Here's some juicy bits:
The combination of FAO data on arable land with UN population estimates for 125 countries with populations of more than 1 million illustrates the decline in per capita arable land between 1960 and 1990. Incorporating UN medium population projections for 2025 suggests an even more rapid decline over the next 30 years, and the acceleration is projected to continue through at least the middle of the next century. The decline can be seen more clearly through the lens of the scarcity benchmark. ...
Until now, arable land scarcity has not been much of a problem. Four countries were experiencing arable land scarcity in the early 1960s: Kuwait, Singapore, Oman and Japan.
Now it's more than 125, with more to come.
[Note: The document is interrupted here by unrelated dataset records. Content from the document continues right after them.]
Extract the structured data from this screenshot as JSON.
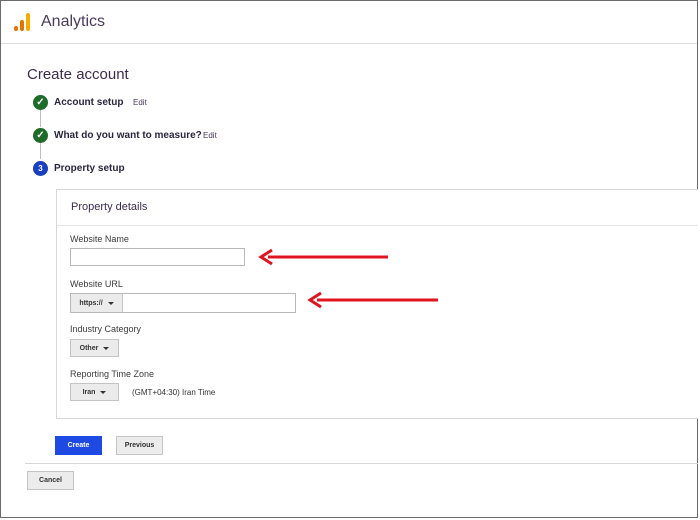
{
  "app": {
    "title": "Analytics",
    "logo_colors": [
      "#f9ab00",
      "#e37400",
      "#e37400"
    ]
  },
  "page": {
    "title": "Create account"
  },
  "steps": [
    {
      "label": "Account setup",
      "status": "done",
      "edit_label": "Edit",
      "icon": "check-icon"
    },
    {
      "label": "What do you want to measure?",
      "status": "done",
      "edit_label": "Edit",
      "icon": "check-icon"
    },
    {
      "label": "Property setup",
      "status": "current",
      "number": "3"
    }
  ],
  "property_details": {
    "title": "Property details",
    "website_name": {
      "label": "Website Name",
      "value": ""
    },
    "website_url": {
      "label": "Website URL",
      "protocol": "https://",
      "value": ""
    },
    "industry_category": {
      "label": "Industry Category",
      "selected": "Other"
    },
    "reporting_time_zone": {
      "label": "Reporting Time Zone",
      "country": "Iran",
      "zone": "(GMT+04:30) Iran Time"
    }
  },
  "actions": {
    "create_label": "Create",
    "previous_label": "Previous",
    "cancel_label": "Cancel"
  },
  "annotations": {
    "arrow_color": "#e0141e"
  },
  "colors": {
    "step_done": "#1e6b2a",
    "step_current": "#1a3fbf",
    "primary_button": "#1f49e3"
  }
}
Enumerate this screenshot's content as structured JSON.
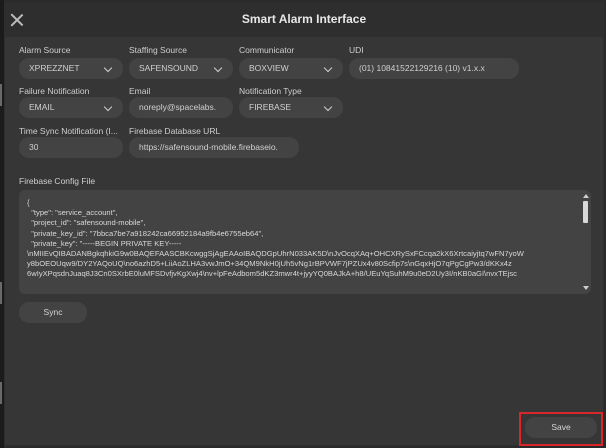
{
  "window": {
    "title": "Smart Alarm Interface"
  },
  "fields": {
    "alarm_source": {
      "label": "Alarm Source",
      "value": "XPREZZNET"
    },
    "staffing_source": {
      "label": "Staffing Source",
      "value": "SAFENSOUND"
    },
    "communicator": {
      "label": "Communicator",
      "value": "BOXVIEW"
    },
    "udi": {
      "label": "UDI",
      "value": "(01) 10841522129216 (10) v1.x.x"
    },
    "failure_notification": {
      "label": "Failure Notification",
      "value": "EMAIL"
    },
    "email": {
      "label": "Email",
      "value": "noreply@spacelabs."
    },
    "notification_type": {
      "label": "Notification Type",
      "value": "FIREBASE"
    },
    "time_sync": {
      "label": "Time Sync Notification (I...",
      "value": "30"
    },
    "firebase_url": {
      "label": "Firebase Database URL",
      "value": "https://safensound-mobile.firebaseio."
    },
    "firebase_config": {
      "label": "Firebase Config File",
      "value": "{\n  \"type\": \"service_account\",\n  \"project_id\": \"safensound-mobile\",\n  \"private_key_id\": \"7bbca7be7a918242ca66952184a9fb4e6755eb64\",\n  \"private_key\": \"-----BEGIN PRIVATE KEY-----\n\\nMIIEvQIBADANBgkqhkiG9w0BAQEFAASCBKcwggSjAgEAAoIBAQDGpUhrN033AK5D\\nJvOcqXAq+OHCXRySxFCcqa2kX6Xrtcaiyjtq7wFN7yoW\ny8bOEOUqw9/DY2YAQoUQ\\no6azhD5+LiiAoZLHA3vwJmO+34QM9NkH0jUh5vNg1rBPVWF7jPZUx4v80Scfip7s\\nGqxHjO7qPgCgPw3/dKKx4z\n6wIyXPqsdnJuaq8J3Cn0SXrbE0luMFSDvfjvKgXwj4\\nv+lpFeAdbom5dKZ3mwr4t+jyyYQ0BAJkA+h8/UEuYqSuhM9u0eD2Uy3I/nKB0aGI\\nvxTEjsc"
    }
  },
  "buttons": {
    "sync": "Sync",
    "save": "Save"
  }
}
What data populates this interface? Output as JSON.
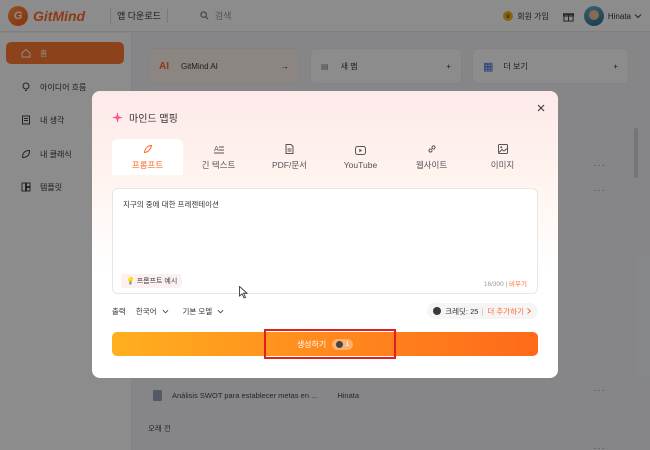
{
  "topbar": {
    "logo_text": "GitMind",
    "app_download": "앱 다운로드",
    "search_placeholder": "검색",
    "join_label": "회원 가입",
    "user_name": "Hinata"
  },
  "sidebar": {
    "items": [
      {
        "label": "홈",
        "icon": "home-icon"
      },
      {
        "label": "아이디어 흐름",
        "icon": "lightbulb-icon"
      },
      {
        "label": "내 생각",
        "icon": "notebook-icon"
      },
      {
        "label": "내 클래식",
        "icon": "leaf-icon"
      },
      {
        "label": "템플릿",
        "icon": "template-icon"
      }
    ]
  },
  "main": {
    "cards": [
      {
        "label": "GitMind AI",
        "badge": "AI"
      },
      {
        "label": "새 맵"
      },
      {
        "label": "더 보기"
      }
    ],
    "recent_row": {
      "title": "Análisis SWOT para establecer metas en ...",
      "owner": "Hinata"
    },
    "section_old": "오래 전"
  },
  "modal": {
    "title": "마인드 맵핑",
    "tabs": [
      {
        "label": "프롬프트",
        "icon": "feather-icon",
        "active": true
      },
      {
        "label": "긴 텍스트",
        "icon": "text-icon"
      },
      {
        "label": "PDF/문서",
        "icon": "document-icon"
      },
      {
        "label": "YouTube",
        "icon": "youtube-icon"
      },
      {
        "label": "웹사이트",
        "icon": "link-icon"
      },
      {
        "label": "이미지",
        "icon": "image-icon"
      }
    ],
    "prompt_text": "지구의 중에 대한 프레젠테이션",
    "example_chip": "프롬프트 예시",
    "counter": "16/300",
    "clear_label": "비우기",
    "output_label": "출력",
    "language": "한국어",
    "model": "기본 모델",
    "credit_label": "크레딧: 25",
    "add_more": "더 추가하기",
    "generate_label": "생성하기",
    "generate_cost": "1"
  },
  "colors": {
    "accent": "#ff6a2b",
    "highlight": "#e02020"
  }
}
I actually come from a farming family. I'm an Australian. We were forced off our farm in the 80s. Google for "salinity", perhaps "pyramid salt" , a government scheme where they turned a previously productive farming area that become a wasteland due to rising watertables, into a fucking SALT MINE. If that doesn't scare the living shit out of you, then you're a moron. As an Australian who lives in one of those "big wide open spaces just waiting to be farmed", I invite you to just try and come here and try and grow any crop at all anywhere in the least-arable half of Australia's land mass. You will find a significant proportion of Australia will not even let you grow so much as a blade of grass.
I am by no means a "greeny leftist", god forbid they actually they actually have the "foresight" to protest about something I actually care about (which would in effect trivialise the issue "oh look, protesters, it must be pointless").
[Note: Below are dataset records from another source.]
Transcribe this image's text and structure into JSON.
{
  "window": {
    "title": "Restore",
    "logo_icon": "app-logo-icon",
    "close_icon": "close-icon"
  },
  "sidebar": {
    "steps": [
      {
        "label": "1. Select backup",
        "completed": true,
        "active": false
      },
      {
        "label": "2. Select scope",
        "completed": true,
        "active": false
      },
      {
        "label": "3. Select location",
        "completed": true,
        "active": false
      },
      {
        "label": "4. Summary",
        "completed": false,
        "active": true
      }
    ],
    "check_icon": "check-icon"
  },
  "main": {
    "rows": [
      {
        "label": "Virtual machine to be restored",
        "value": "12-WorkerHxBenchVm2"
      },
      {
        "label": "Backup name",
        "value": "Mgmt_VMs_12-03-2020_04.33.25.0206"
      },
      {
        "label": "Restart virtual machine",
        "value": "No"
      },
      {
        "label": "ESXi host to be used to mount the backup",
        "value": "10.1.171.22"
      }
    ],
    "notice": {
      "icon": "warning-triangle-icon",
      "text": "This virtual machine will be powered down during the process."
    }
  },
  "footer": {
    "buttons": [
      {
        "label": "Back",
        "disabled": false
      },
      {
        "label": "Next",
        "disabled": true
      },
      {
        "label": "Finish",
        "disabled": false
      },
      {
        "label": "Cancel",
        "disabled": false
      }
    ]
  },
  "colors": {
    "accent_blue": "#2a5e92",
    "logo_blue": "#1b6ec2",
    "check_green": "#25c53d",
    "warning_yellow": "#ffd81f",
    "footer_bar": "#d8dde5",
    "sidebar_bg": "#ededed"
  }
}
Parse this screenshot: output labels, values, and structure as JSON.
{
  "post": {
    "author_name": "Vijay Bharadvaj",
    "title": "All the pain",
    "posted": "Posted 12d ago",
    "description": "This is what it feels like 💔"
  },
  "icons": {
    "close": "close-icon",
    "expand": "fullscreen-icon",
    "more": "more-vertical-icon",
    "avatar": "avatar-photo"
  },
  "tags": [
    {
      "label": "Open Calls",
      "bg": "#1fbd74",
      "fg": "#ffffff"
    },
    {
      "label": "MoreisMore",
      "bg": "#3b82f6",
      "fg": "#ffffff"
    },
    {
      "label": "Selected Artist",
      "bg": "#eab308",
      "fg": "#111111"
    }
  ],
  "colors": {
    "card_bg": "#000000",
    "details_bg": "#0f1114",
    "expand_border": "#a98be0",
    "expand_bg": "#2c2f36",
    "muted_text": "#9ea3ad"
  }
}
Jesus christwagons. I cannot believe your utter blissfull, utopian ignorance of the shrinking amounts of fertile farmland on this earth. You justify our hilariously unsustainable resource consumption on the premise that Star Trek writers are going to invent an actual protein resequencer?. You've really made me so angry; I've used bold type like 5 times now!! ARRGH!
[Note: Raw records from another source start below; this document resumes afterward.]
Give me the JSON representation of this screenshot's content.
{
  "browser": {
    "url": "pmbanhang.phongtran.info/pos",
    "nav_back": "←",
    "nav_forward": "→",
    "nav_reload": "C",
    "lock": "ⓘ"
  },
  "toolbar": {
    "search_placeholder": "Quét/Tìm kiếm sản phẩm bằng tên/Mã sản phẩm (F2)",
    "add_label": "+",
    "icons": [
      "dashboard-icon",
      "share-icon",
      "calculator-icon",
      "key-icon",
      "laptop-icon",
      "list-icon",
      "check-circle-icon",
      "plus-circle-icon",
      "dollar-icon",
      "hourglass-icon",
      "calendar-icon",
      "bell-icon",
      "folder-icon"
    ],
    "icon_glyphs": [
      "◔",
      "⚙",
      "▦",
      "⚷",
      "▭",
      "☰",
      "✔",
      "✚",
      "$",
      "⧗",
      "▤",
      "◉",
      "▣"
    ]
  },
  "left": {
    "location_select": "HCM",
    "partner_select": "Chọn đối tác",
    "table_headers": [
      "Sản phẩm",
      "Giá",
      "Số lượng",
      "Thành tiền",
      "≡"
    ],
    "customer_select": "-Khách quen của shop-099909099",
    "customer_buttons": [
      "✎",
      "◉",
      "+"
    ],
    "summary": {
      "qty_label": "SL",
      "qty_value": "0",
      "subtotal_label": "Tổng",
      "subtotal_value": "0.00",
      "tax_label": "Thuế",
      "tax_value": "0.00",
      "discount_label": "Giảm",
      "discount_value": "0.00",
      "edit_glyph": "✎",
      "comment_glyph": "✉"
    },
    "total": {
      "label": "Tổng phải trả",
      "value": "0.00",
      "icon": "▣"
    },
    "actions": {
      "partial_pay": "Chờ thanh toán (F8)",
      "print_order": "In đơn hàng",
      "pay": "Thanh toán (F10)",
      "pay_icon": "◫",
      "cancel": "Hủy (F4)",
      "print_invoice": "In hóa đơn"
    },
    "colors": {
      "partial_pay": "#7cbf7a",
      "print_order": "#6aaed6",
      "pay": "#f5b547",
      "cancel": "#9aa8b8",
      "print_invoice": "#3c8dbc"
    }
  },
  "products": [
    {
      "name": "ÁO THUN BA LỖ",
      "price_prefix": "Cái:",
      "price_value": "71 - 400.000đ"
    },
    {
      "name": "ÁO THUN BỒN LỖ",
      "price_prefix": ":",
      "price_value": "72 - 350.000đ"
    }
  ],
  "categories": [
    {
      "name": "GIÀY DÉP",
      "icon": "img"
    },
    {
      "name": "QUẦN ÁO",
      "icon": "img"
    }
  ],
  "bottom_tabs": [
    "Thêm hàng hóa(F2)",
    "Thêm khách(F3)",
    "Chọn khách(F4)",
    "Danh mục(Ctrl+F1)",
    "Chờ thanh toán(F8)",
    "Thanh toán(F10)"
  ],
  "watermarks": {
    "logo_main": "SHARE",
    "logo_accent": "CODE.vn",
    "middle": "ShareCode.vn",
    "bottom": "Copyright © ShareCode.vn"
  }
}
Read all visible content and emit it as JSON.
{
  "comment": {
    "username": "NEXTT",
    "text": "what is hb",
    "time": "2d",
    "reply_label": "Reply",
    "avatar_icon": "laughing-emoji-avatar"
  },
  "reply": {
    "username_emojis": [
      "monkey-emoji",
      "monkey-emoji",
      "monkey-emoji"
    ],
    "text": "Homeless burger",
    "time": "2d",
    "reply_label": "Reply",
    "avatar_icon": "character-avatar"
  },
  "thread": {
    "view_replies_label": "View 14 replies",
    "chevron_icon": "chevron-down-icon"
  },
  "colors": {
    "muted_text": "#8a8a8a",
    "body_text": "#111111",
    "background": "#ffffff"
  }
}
OPEN LAND IS NOT EQUAL TO FOOD. There are in fact VERY FEW areas in the countries that you mention that are good for farming, for christ's sake. China? It's rapdily turning into a desert. 1.5 million square kilometers is classified as desert, growing at a rate of 1000 sq. km per year. They physically do not have enough farmland to feed themselves and are importing more and more significant amounts of their staple foods just to live.
God... I can't believe you could be so BLIND... just travel somewhere, OK? Have you ever even seen a desert? Or even a farm, in your own country? At all? Christ... imagine trying to grow sorghum in Sibria... I'm going to be angry for hours... -
no - northern bias - think globally
In the real world more the 70 percent of farms are "online"
With all due respect I'd beg to differ. This may be true of the "North" (USA, Europe, Australia, NZ), but if you mean '70% of the total number of farms / farmers in the world' , I'd guess to disagree. Sub-Saharan Africa, India, China...
Indeed many have problems gaining regular and guaranteed access to water.